Thursday, February 5, 2015

A Sharp Contrast

I am here, and right now, here means Kenya.

In the past week, I have seen only nice parts of Nairobi – international embassy residential neighborhoods, private schools, shopping centers, and a community-protected forest. Because of that, I am simply blown away by how different all of this is to my experience in small-town Honduras.

In Honduras, I shared a room with two, or sometimes three, other people. Here, I have my own room, with a comfy bed. I no longer wake up sore in the morning. I also have a full-length mirror, enabling me to see more than just a reflection of my head and shoulders.

My home has furniture and carpets. I have seen no rats or tarantulas.

I can drink the tap water. The running water has not gone off. There is even hot water and a pool in our compound.

There are no piles of dirty dishes here, waiting next to the sink for days, for someone to take the initiative to wash them while the water is on. We have a housekeeper.

The fridge works. As does the washing machine.

The supermarket in this neighborhood is just about the same size as the small supermarket in Cofradía. But it has everything I could ever want, including chocolate chips, a selection of cheeses, many brands of peanut butter, and vitamin supplements. Rather than an entire aisle dedicated to cooking oil and margarine in plastic squeeze tubes.

At every gate, whether to a private home or to a shopping center, are stationed guards. At shopping centers, they will check each car as it enters the parking lot. Maybe I didn’t spend enough time in wealthy areas of San Pedro Sula to notice something similar.
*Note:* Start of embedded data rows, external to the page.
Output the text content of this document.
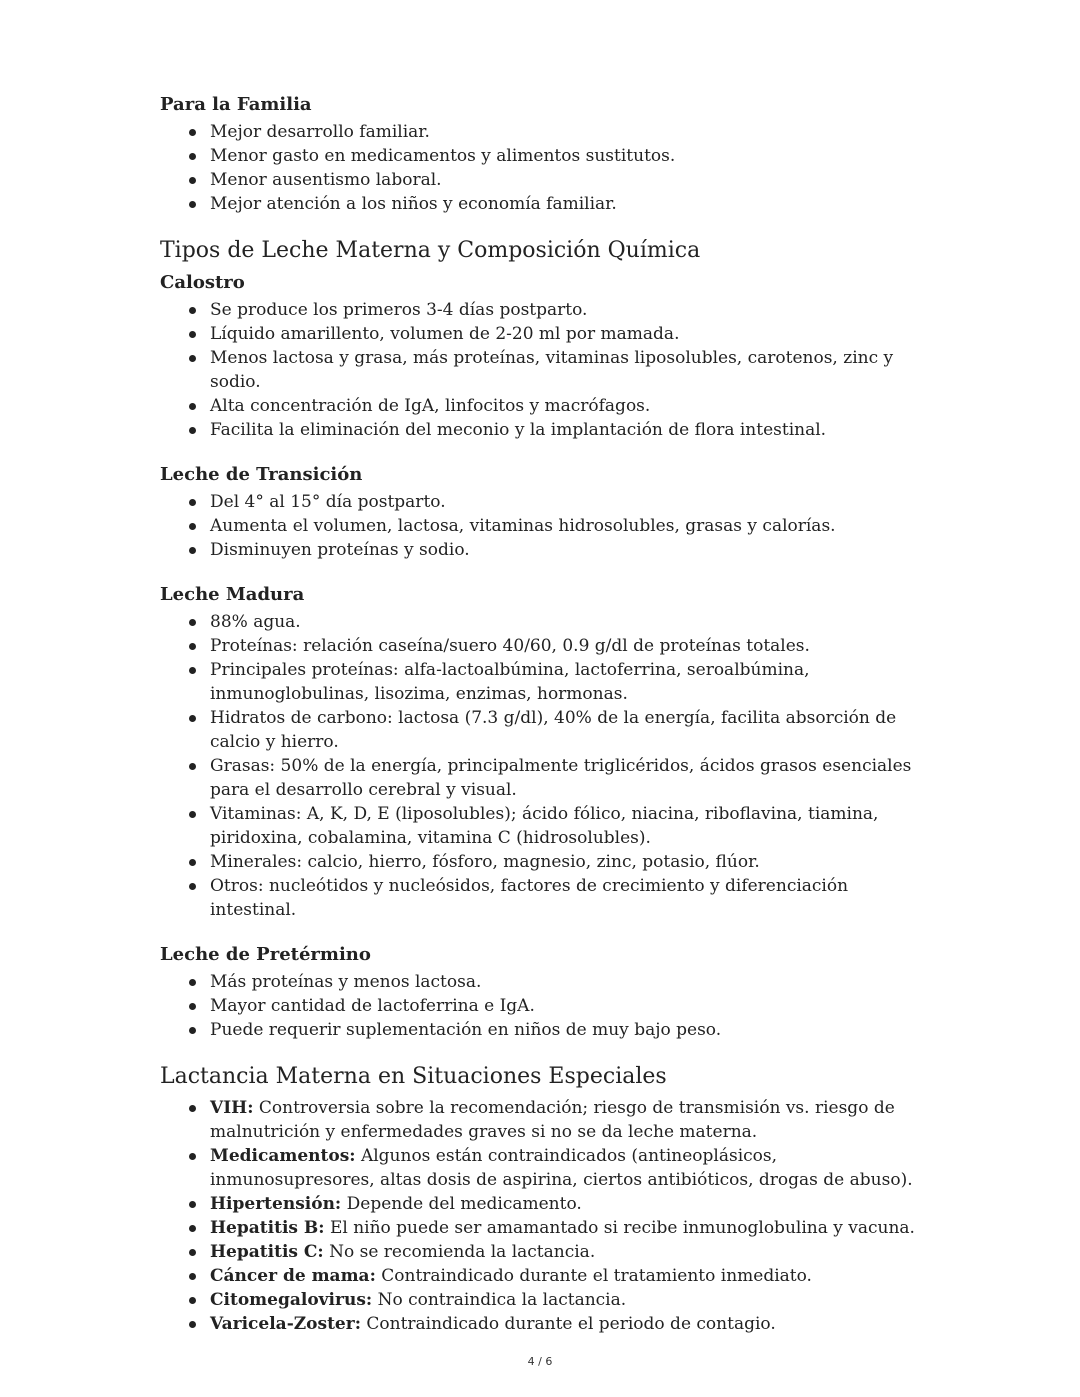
Para la Familia
Mejor desarrollo familiar.
Menor gasto en medicamentos y alimentos sustitutos.
Menor ausentismo laboral.
Mejor atención a los niños y economía familiar.
Tipos de Leche Materna y Composición Química
Calostro
Se produce los primeros 3-4 días postparto.
Líquido amarillento, volumen de 2-20 ml por mamada.
Menos lactosa y grasa, más proteínas, vitaminas liposolubles, carotenos, zinc y sodio.
Alta concentración de IgA, linfocitos y macrófagos.
Facilita la eliminación del meconio y la implantación de flora intestinal.
Leche de Transición
Del 4° al 15° día postparto.
Aumenta el volumen, lactosa, vitaminas hidrosolubles, grasas y calorías.
Disminuyen proteínas y sodio.
Leche Madura
88% agua.
Proteínas: relación caseína/suero 40/60, 0.9 g/dl de proteínas totales.
Principales proteínas: alfa-lactoalbúmina, lactoferrina, seroalbúmina, inmunoglobulinas, lisozima, enzimas, hormonas.
Hidratos de carbono: lactosa (7.3 g/dl), 40% de la energía, facilita absorción de calcio y hierro.
Grasas: 50% de la energía, principalmente triglicéridos, ácidos grasos esenciales para el desarrollo cerebral y visual.
Vitaminas: A, K, D, E (liposolubles); ácido fólico, niacina, riboflavina, tiamina, piridoxina, cobalamina, vitamina C (hidrosolubles).
Minerales: calcio, hierro, fósforo, magnesio, zinc, potasio, flúor.
Otros: nucleótidos y nucleósidos, factores de crecimiento y diferenciación intestinal.
Leche de Pretérmino
Más proteínas y menos lactosa.
Mayor cantidad de lactoferrina e IgA.
Puede requerir suplementación en niños de muy bajo peso.
Lactancia Materna en Situaciones Especiales
VIH: Controversia sobre la recomendación; riesgo de transmisión vs. riesgo de malnutrición y enfermedades graves si no se da leche materna.
Medicamentos: Algunos están contraindicados (antineoplásicos, inmunosupresores, altas dosis de aspirina, ciertos antibióticos, drogas de abuso).
Hipertensión: Depende del medicamento.
Hepatitis B: El niño puede ser amamantado si recibe inmunoglobulina y vacuna.
Hepatitis C: No se recomienda la lactancia.
Cáncer de mama: Contraindicado durante el tratamiento inmediato.
Citomegalovirus: No contraindica la lactancia.
Varicela-Zoster: Contraindicado durante el periodo de contagio.
4 / 6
There are so many international people around. I don’t get stared at quite as much when I run through the neighborhood, and in the shopping centers, I look quite normal.

Everyone speaks English. I may not always understand the accent, but it’s English, nonetheless.
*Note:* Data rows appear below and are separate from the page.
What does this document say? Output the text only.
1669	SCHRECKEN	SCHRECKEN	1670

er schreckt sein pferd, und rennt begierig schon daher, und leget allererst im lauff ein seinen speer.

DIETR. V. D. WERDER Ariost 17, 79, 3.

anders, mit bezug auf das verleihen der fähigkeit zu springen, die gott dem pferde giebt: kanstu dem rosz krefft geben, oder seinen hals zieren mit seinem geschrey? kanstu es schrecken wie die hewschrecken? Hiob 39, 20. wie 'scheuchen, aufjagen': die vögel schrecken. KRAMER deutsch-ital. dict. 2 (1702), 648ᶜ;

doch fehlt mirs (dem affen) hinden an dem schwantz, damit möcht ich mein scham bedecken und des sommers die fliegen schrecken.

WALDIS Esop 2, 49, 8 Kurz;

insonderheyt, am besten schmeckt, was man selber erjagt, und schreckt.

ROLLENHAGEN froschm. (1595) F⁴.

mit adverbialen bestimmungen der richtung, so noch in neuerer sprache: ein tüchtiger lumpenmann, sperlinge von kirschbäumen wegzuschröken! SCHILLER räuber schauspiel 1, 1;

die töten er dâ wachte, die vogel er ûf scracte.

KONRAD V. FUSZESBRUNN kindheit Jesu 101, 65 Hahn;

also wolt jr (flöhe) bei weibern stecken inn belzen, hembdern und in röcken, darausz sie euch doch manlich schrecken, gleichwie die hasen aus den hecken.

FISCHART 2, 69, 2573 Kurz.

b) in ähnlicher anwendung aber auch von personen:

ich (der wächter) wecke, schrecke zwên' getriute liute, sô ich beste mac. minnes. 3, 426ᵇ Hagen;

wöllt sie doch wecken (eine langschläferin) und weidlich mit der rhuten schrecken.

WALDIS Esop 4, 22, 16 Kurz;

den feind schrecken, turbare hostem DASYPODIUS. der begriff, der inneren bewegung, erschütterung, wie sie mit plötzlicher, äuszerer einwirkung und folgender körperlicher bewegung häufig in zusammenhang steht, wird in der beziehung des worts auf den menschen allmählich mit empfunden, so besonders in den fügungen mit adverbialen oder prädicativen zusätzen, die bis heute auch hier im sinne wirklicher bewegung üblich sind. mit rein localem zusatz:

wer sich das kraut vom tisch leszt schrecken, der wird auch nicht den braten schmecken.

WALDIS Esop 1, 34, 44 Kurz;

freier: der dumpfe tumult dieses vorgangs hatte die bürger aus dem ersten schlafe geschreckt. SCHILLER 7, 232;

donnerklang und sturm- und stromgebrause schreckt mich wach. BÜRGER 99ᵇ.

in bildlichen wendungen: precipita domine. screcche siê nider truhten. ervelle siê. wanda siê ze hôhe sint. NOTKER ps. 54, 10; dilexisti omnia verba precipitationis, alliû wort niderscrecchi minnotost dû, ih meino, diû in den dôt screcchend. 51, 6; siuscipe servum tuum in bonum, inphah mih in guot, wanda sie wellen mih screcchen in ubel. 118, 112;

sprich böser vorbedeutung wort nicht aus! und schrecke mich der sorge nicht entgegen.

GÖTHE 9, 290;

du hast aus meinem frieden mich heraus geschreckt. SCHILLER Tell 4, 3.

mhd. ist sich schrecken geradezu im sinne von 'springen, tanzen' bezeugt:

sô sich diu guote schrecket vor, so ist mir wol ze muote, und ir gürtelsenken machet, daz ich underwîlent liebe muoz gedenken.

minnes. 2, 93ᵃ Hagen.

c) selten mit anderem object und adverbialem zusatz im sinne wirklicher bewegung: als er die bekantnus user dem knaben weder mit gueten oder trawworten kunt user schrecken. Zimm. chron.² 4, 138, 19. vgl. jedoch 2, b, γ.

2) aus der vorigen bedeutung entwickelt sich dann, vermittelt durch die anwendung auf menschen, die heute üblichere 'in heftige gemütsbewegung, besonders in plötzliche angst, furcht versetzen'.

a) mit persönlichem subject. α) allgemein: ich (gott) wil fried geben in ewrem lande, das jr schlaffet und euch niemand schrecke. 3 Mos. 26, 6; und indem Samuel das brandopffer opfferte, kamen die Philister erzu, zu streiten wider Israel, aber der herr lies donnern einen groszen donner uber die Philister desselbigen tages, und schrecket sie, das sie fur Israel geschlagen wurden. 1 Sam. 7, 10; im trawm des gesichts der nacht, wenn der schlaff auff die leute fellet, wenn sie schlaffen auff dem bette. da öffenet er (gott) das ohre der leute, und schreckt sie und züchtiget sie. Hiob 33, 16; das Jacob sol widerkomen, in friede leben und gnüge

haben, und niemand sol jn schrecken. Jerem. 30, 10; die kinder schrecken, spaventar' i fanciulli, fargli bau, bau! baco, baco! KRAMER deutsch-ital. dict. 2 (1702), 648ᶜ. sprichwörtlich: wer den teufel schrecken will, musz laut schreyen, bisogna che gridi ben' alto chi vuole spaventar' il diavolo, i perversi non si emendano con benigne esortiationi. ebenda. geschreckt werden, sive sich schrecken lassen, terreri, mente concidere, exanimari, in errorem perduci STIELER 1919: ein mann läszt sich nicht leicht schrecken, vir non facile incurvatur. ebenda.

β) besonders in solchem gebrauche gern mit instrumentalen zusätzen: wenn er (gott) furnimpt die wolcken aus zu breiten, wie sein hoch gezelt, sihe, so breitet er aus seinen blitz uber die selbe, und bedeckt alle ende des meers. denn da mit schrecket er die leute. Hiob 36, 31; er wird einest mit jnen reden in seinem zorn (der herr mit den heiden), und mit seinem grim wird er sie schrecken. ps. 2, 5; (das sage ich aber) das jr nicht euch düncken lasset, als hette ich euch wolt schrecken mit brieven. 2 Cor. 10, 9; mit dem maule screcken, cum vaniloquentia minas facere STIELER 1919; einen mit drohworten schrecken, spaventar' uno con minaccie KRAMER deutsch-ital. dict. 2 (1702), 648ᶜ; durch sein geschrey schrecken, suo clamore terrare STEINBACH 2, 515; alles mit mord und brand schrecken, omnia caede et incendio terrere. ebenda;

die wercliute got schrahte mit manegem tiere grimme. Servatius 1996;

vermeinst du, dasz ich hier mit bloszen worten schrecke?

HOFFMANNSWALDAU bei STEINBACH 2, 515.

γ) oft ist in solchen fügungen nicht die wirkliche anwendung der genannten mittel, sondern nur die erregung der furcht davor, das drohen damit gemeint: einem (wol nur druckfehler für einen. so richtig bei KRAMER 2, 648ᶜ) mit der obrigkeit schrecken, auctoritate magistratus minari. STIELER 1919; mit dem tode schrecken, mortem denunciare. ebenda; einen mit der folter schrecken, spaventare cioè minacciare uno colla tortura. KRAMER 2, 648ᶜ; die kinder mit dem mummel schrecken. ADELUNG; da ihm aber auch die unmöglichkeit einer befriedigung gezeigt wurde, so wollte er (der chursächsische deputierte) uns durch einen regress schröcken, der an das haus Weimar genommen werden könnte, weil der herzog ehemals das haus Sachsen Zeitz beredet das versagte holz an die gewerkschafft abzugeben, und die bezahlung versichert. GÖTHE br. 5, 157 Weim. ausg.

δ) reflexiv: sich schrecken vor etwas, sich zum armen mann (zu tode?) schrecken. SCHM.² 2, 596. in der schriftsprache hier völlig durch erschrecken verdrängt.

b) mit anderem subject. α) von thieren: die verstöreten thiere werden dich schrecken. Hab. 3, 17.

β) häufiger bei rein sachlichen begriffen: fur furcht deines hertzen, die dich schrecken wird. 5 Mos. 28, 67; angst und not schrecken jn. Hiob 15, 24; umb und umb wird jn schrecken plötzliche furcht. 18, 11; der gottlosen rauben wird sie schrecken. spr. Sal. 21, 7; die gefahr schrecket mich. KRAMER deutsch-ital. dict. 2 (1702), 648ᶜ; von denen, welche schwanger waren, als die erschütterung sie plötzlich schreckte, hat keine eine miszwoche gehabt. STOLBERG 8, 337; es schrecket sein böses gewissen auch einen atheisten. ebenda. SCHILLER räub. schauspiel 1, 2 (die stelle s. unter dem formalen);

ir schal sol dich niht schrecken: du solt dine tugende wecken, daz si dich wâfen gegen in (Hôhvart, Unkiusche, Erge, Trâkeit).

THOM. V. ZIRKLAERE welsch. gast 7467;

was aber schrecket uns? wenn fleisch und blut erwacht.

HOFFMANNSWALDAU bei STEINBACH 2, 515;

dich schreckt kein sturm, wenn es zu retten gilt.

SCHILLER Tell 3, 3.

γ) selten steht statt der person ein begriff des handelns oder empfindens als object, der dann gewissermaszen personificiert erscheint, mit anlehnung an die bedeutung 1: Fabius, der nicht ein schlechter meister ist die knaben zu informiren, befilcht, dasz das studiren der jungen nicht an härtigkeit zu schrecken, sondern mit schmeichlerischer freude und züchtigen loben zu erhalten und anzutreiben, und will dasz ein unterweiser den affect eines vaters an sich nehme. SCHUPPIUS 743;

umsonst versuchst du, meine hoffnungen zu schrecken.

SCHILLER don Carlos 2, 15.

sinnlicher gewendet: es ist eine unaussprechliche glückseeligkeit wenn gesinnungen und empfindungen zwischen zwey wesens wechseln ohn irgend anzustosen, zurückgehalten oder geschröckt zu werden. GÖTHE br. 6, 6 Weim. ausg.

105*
Instead of cows and horses and chickens everywhere, I’ve seen monkeys in the forest. And I’ve only seen cows on the road once.

So far I’ve heard no fireworks, gunshots, rooster calls, Latino dance music, or dog barking.

The weather is absolutely delightful. It is now the hot season, but there is neither the extreme heat nor the humidity of Honduras. The air smells like flowers and fruit.

I am allowed to walk around by myself, outside of the compound. I can run by myself, even with my iPhone. I can walk around after dark.  I can make eye contact with people on the street.

It’s mango season, finally.

Instead of 30 four and five-year-olds running around me all day, I live with my wonderful godmother, Rose, her seven-year-old daughter, Kendwa, Rose’s friend, Jonathan, and his two teenage sons, Jack and Evan.

I have yet to determine exactly what I’ll be doing for the next few weeks here, and not having a plan is almost scarier than the prospect of teaching English to a classroom of 30 young children.

I’m in a bit of disbelief at my new surroundings. Especially at the fact that I am in Kenya, and that this is my current lifestyle.